Le président italien Sergio Mattarella a chargé mercredi Giuseppe Conte, un avocat et professeur de droit proposé par les antisystème et l'extrême droite, de former le prochain gouvernement, à l'issue de 80 jours de tractations après les législatives.
"Le président de la République, Sergio Mattarella, a reçu cet après-midi le professeur Giuseppe Conte, auquel il a donné le mandat pour former le gouvernement", a déclaré à la presse le secrétaire général de la présidence, Ugo Zampetti.
Le nom de M. Conte avait été proposé lundi soir par le Mouvement 5 étoiles (M5S, antisystème) et la Ligue (extrême droite), qui ont élaboré un programme commun résolument anti-austérité et sécuritaire.
"Là dehors, il y a un pays qui attend la naissance d'un gouvernement du changement et qui attend des réponses", a déclaré M. Conte devant la presse après près de deux heures d'entretien avec M. Mattarella.
"Je me propose d'être l'avocat de la défense du peuple italien", en particulier "devant les instances européennes et internationales", a-t-il ajouté en évoquant un "dialogue" avec les institutions européennes.
"Je suis conscient de la nécessité de confirmer la place de l'Italie en Europe et dans le monde. Le gouvernement devra oeuvrer sur les thèmes du budget européen, de la reforme du droit d'asile et de l'aboutissement de l'union bancaire", a-t-il insisté sans plus de précision.

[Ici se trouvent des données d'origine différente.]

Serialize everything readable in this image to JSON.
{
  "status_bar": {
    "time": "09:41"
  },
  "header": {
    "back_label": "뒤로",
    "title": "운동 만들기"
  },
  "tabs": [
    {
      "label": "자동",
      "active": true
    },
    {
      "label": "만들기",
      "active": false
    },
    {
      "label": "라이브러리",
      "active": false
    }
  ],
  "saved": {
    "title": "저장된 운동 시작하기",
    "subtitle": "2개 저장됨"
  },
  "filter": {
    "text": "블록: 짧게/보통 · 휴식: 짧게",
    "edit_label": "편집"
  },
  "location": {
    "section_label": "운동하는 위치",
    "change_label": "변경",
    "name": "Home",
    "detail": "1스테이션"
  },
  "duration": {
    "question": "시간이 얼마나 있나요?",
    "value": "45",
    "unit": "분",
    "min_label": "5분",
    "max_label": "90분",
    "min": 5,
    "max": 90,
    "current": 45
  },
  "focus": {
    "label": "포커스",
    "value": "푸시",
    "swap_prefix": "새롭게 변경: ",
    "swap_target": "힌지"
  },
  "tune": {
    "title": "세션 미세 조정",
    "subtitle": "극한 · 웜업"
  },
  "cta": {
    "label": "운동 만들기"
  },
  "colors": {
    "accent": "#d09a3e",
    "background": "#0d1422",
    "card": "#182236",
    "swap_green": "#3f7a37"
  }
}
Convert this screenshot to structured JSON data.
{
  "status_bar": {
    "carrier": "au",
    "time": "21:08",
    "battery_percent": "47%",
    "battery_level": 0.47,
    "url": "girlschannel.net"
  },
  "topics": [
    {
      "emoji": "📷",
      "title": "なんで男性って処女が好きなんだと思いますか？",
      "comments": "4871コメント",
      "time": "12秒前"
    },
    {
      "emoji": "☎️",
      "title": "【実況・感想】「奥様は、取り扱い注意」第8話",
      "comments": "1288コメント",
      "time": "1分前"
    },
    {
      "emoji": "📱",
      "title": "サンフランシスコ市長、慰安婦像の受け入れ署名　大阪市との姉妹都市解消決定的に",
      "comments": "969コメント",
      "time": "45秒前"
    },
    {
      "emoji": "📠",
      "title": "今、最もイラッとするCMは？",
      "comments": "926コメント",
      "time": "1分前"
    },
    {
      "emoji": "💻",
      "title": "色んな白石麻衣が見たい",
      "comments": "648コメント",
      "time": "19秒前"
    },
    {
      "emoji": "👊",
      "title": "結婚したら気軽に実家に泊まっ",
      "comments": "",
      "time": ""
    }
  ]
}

Arrivé en taxi, il est également reparti en taxi, mais désormais accompagné d'une escorte policière.
M. Mattarella a hésité 48 heures avant de le nommer, peu convaincu de l'autorité de ce discret professeur de droit de 53 ans sans expérience politique face aux poids-lourds de la Ligue et du M5S qui devraient devenir ses ministres.

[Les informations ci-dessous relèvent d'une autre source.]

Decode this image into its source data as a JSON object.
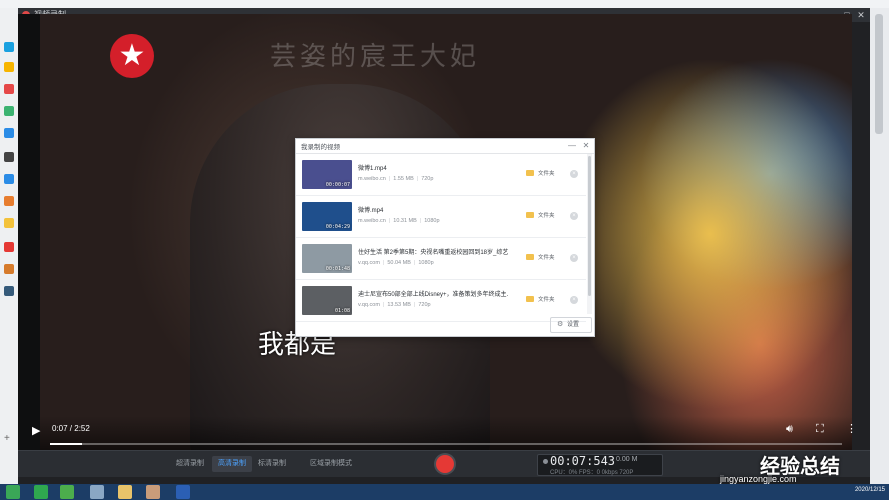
{
  "window": {
    "title": "视频录制",
    "min": "—",
    "max": "□",
    "close": "✕"
  },
  "video": {
    "watermark": "芸姿的宸王大妃",
    "subtitle": "我都是",
    "time": "0:07 / 2:52",
    "progress": 0.04
  },
  "player_icons": {
    "play": "play-icon",
    "volume": "volume-icon",
    "fullscreen": "fullscreen-icon",
    "more": "more-vertical-icon"
  },
  "dialog": {
    "title": "我录制的视频",
    "min": "—",
    "close": "✕",
    "settings_label": "设置",
    "items": [
      {
        "name": "微博1.mp4",
        "source": "m.weibo.cn",
        "size": "1.55 MB",
        "resolution": "720p",
        "duration": "00:00:07",
        "folder": "文件夹",
        "thumb_color": "#4a4f8f"
      },
      {
        "name": "微博.mp4",
        "source": "m.weibo.cn",
        "size": "10.31 MB",
        "resolution": "1080p",
        "duration": "00:04:29",
        "folder": "文件夹",
        "thumb_color": "#1f4f8c"
      },
      {
        "name": "住好生活 第2季第5期：央视名嘴重返校园回到18岁_综艺...",
        "source": "v.qq.com",
        "size": "50.04 MB",
        "resolution": "1080p",
        "duration": "00:01:48",
        "folder": "文件夹",
        "thumb_color": "#8e9aa3"
      },
      {
        "name": "迪士尼宣布50部全部上线Disney+，准备策划多年终成主...",
        "source": "v.qq.com",
        "size": "13.53 MB",
        "resolution": "720p",
        "duration": "01:08",
        "folder": "文件夹",
        "thumb_color": "#5c5f63"
      }
    ]
  },
  "toolbar": {
    "modes": [
      "超清录制",
      "高清录制",
      "标清录制",
      "区域录制模式"
    ],
    "active_mode_index": 1,
    "timer": "00:07:543",
    "timer_size": "0.00 M",
    "stats": "CPU：0%  FPS：0  0kbps  720P"
  },
  "brand": {
    "name": "经验总结",
    "url": "jingyanzongjie.com"
  },
  "clock": "2020/12/15",
  "colors": {
    "accent": "#4da3ff",
    "record": "#e53935",
    "folder": "#f2c14e"
  }
}
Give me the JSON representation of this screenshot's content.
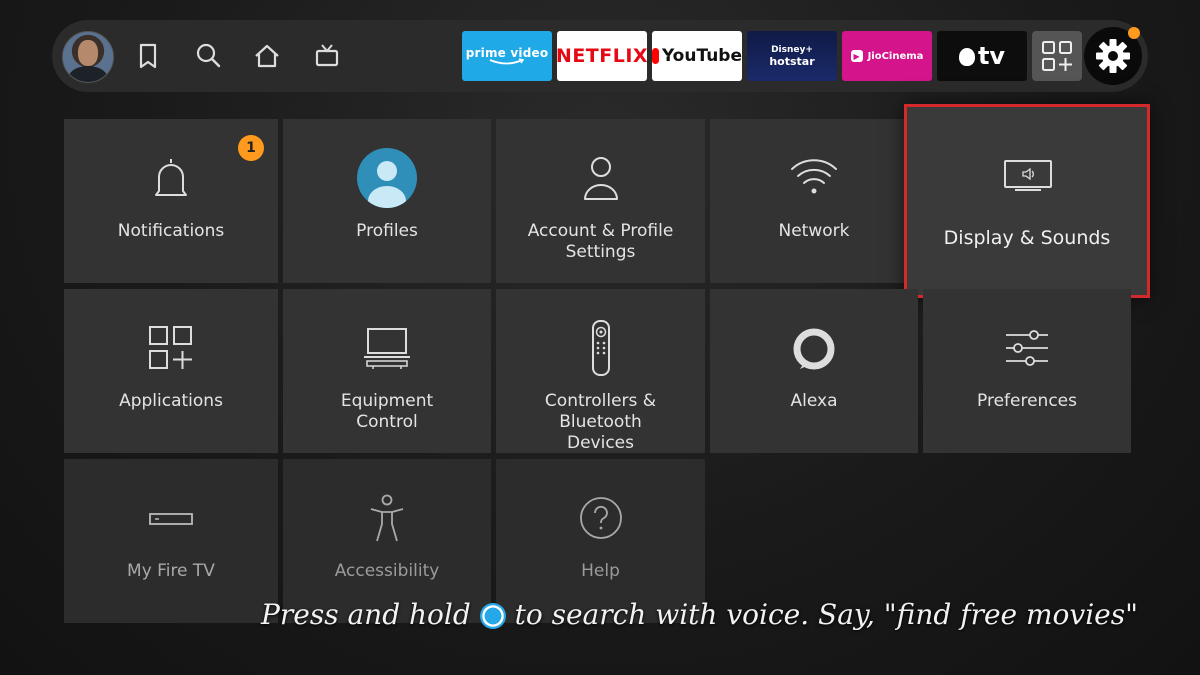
{
  "topbar": {
    "nav": [
      {
        "name": "bookmark-icon"
      },
      {
        "name": "search-icon"
      },
      {
        "name": "home-icon"
      },
      {
        "name": "live-tv-icon"
      }
    ],
    "apps": {
      "prime_video": "prime video",
      "netflix": "NETFLIX",
      "youtube": "YouTube",
      "hotstar_top": "Disney+",
      "hotstar_bottom": "hotstar",
      "jiocinema": "JioCinema",
      "appletv": "tv"
    },
    "colors": {
      "notification_dot": "#ff9a1e",
      "focus_border": "#d3292b"
    }
  },
  "tiles": {
    "notifications": {
      "label": "Notifications",
      "badge": "1"
    },
    "profiles": {
      "label": "Profiles"
    },
    "account_line1": "Account & Profile",
    "account_line2": "Settings",
    "network": {
      "label": "Network"
    },
    "display_sounds": {
      "label": "Display & Sounds"
    },
    "applications": {
      "label": "Applications"
    },
    "equipment_line1": "Equipment",
    "equipment_line2": "Control",
    "controllers_line1": "Controllers & Bluetooth",
    "controllers_line2": "Devices",
    "alexa": {
      "label": "Alexa"
    },
    "preferences": {
      "label": "Preferences"
    },
    "my_fire_tv": {
      "label": "My Fire TV"
    },
    "accessibility": {
      "label": "Accessibility"
    },
    "help": {
      "label": "Help"
    }
  },
  "hint": {
    "before": "Press and hold ",
    "after": " to search with voice. Say, \"find free movies\""
  }
}
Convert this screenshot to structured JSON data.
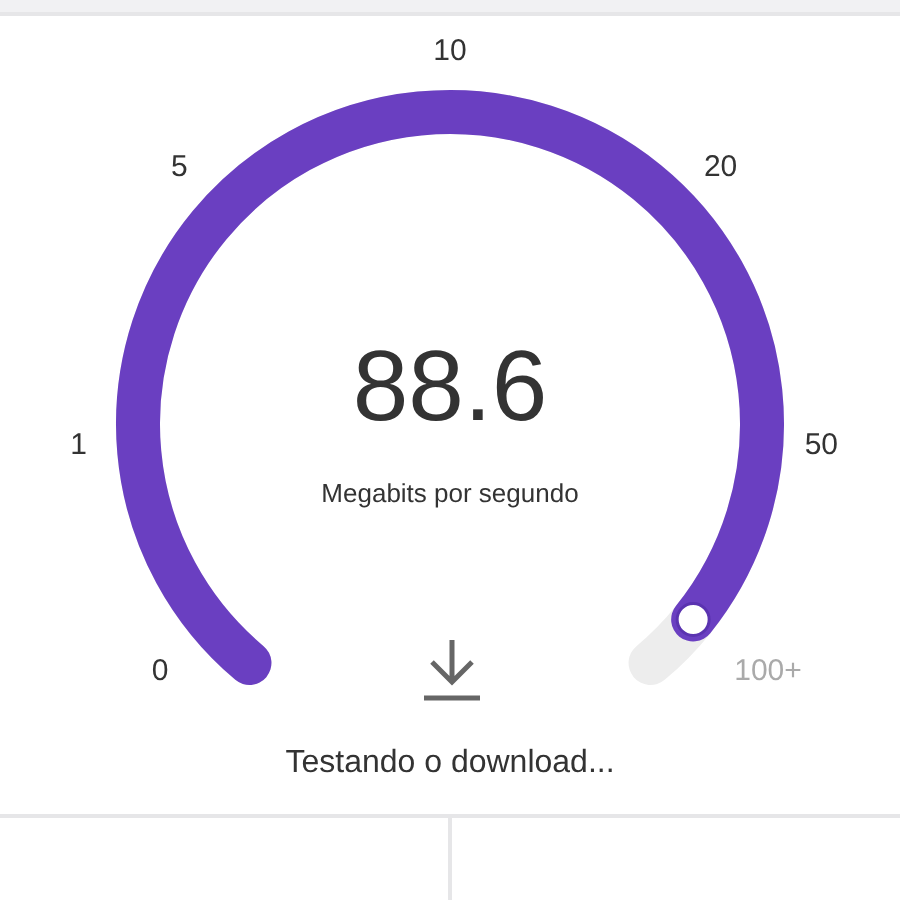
{
  "gauge": {
    "value": "88.6",
    "unit": "Megabits por segundo",
    "ticks": [
      {
        "label": "0",
        "reached": true
      },
      {
        "label": "1",
        "reached": true
      },
      {
        "label": "5",
        "reached": true
      },
      {
        "label": "10",
        "reached": true
      },
      {
        "label": "20",
        "reached": true
      },
      {
        "label": "50",
        "reached": true
      },
      {
        "label": "100+",
        "reached": false
      }
    ]
  },
  "status": "Testando o download..."
}
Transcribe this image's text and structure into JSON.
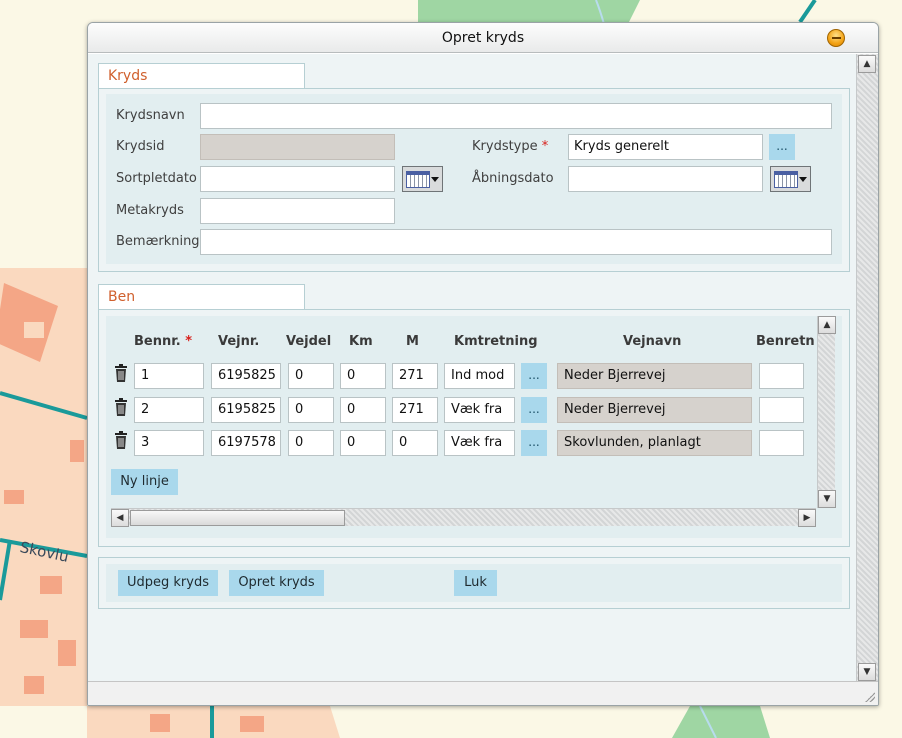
{
  "dialog": {
    "title": "Opret kryds"
  },
  "kryds": {
    "tab_label": "Kryds",
    "krydsnavn_label": "Krydsnavn",
    "krydsnavn_value": "",
    "krydsid_label": "Krydsid",
    "krydsid_value": "",
    "krydstype_label": "Krydstype",
    "required_mark": "*",
    "krydstype_value": "Kryds generelt",
    "dots_label": "...",
    "sortpletdato_label": "Sortpletdato",
    "sortpletdato_value": "",
    "abningsdato_label": "Åbningsdato",
    "abningsdato_value": "",
    "metakryds_label": "Metakryds",
    "metakryds_value": "",
    "bemaerkning_label": "Bemærkning",
    "bemaerkning_value": ""
  },
  "ben": {
    "tab_label": "Ben",
    "columns": {
      "bennr": "Bennr.",
      "vejnr": "Vejnr.",
      "vejdel": "Vejdel",
      "km": "Km",
      "m": "M",
      "kmretning": "Kmtretning",
      "vejnavn": "Vejnavn",
      "benretning": "Benretn"
    },
    "rows": [
      {
        "bennr": "1",
        "vejnr": "6195825",
        "vejdel": "0",
        "km": "0",
        "m": "271",
        "kmretning": "Ind mod",
        "dots": "...",
        "vejnavn": "Neder Bjerrevej",
        "benretning": ""
      },
      {
        "bennr": "2",
        "vejnr": "6195825",
        "vejdel": "0",
        "km": "0",
        "m": "271",
        "kmretning": "Væk fra",
        "dots": "...",
        "vejnavn": "Neder Bjerrevej",
        "benretning": ""
      },
      {
        "bennr": "3",
        "vejnr": "6197578",
        "vejdel": "0",
        "km": "0",
        "m": "0",
        "kmretning": "Væk fra",
        "dots": "...",
        "vejnavn": "Skovlunden, planlagt",
        "benretning": ""
      }
    ],
    "new_row_label": "Ny linje"
  },
  "actions": {
    "udpeg_label": "Udpeg kryds",
    "opret_label": "Opret kryds",
    "luk_label": "Luk"
  },
  "map": {
    "road_label": "Skovlu"
  },
  "colors": {
    "tab_text": "#d0602d",
    "button_bg": "#a9d8ec",
    "readonly_bg": "#d6d2cd",
    "required": "#d8201c"
  }
}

Il a annoncé qu'il reviendrait "dans les prochains jours" présenter au président la liste de ses ministres, qui fait l'objet d'âpres négociations entre le M5S et la Ligue.
Une fois validé par M. Mattarella, le gouvernement devra se présenter devant la Chambre des députés et le Sénat pour obtenir leur confiance.
Selon les médias italiens, M. Salvini, patron de la Ligue, devrait devenir ministre de l'Intérieur, tandis que Luigi Di Maio, chef de file du M5S, hériterait d'un grand ministère du Développement économique.
Le nom qui pose le plus de problèmes est celui que la Ligue veut imposer pour le portefeuille de l'Economie: Paolo Savona, un ancien ministre (1993-1994) de 81 ans considérant l'euro comme une "cage allemande" pour l'Italie.
Garant du respect des traités internationaux, M. Mattarella, élu par un Parlement à majorité de centre gauche, tient à s'assurer que l'Italie respectera ses engagements européens.
Le programme commun négocié par le M5S et la Ligue tourne en effet le dos à l'austérité et promet de combler les déficits avec une politique de croissance. Il prévoit des baisses drastiques d'impôts, l'instauration d'un revenu de citoyenneté ou encore l'abaissement de l'âge de la retraite dans le deuxième pays le plus vieux du monde.
De quoi inquiéter à Bruxelles, où le commissaire européen aux Affaires économiques, Pierre Moscovici, a appelé mercredi l'Italie à apporter "une réponse crédible" sur sa dette publique, la deuxième plus élevée de la zone euro après la Grèce.
De quoi aussi rendre les marchés financiers nerveux: mercredi, la Bourse de Milan a perdu mercredi 1,31% tandis que le spread - l'écart très regardé en Italie entre les taux d'emprunt italien et allemand à dix ans - a clôturé à 191 points (+60 en huit jours).
Sous l'impulsion de la Ligue, le programme commun promet aussi un tour de vis sécuritaire, anti-immigrés et anti-islam.
Interrogé à ce sujet alors qu'il recevait des responsables de l'Union africaine, le président de la Commission européenne Jean-Claude Juncker a promis de rester "attentif pour sauvegarder les droits des Africains qui sont en Italie".
Depuis mardi, la crédibilité de M. Conte a été ternie par quelques lignes sur son CV où il évoque des travaux de "perfectionnement juridique" auprès d'universités prestigieuses, dont plusieurs ont cependant déclaré ne pas avoir la trace.
Ses passages se sont en général limités à des recherches personnelles pendant l'été dans leur bibliothèque, et il n'en a pas fallu plus pour que les commentaires caustiques fusent dans la presse comme sur les réseaux sociaux.
"Ils ne savent plus quoi inventer contre un citoyen honnête et honorable", a rétorqué M. Di Maio.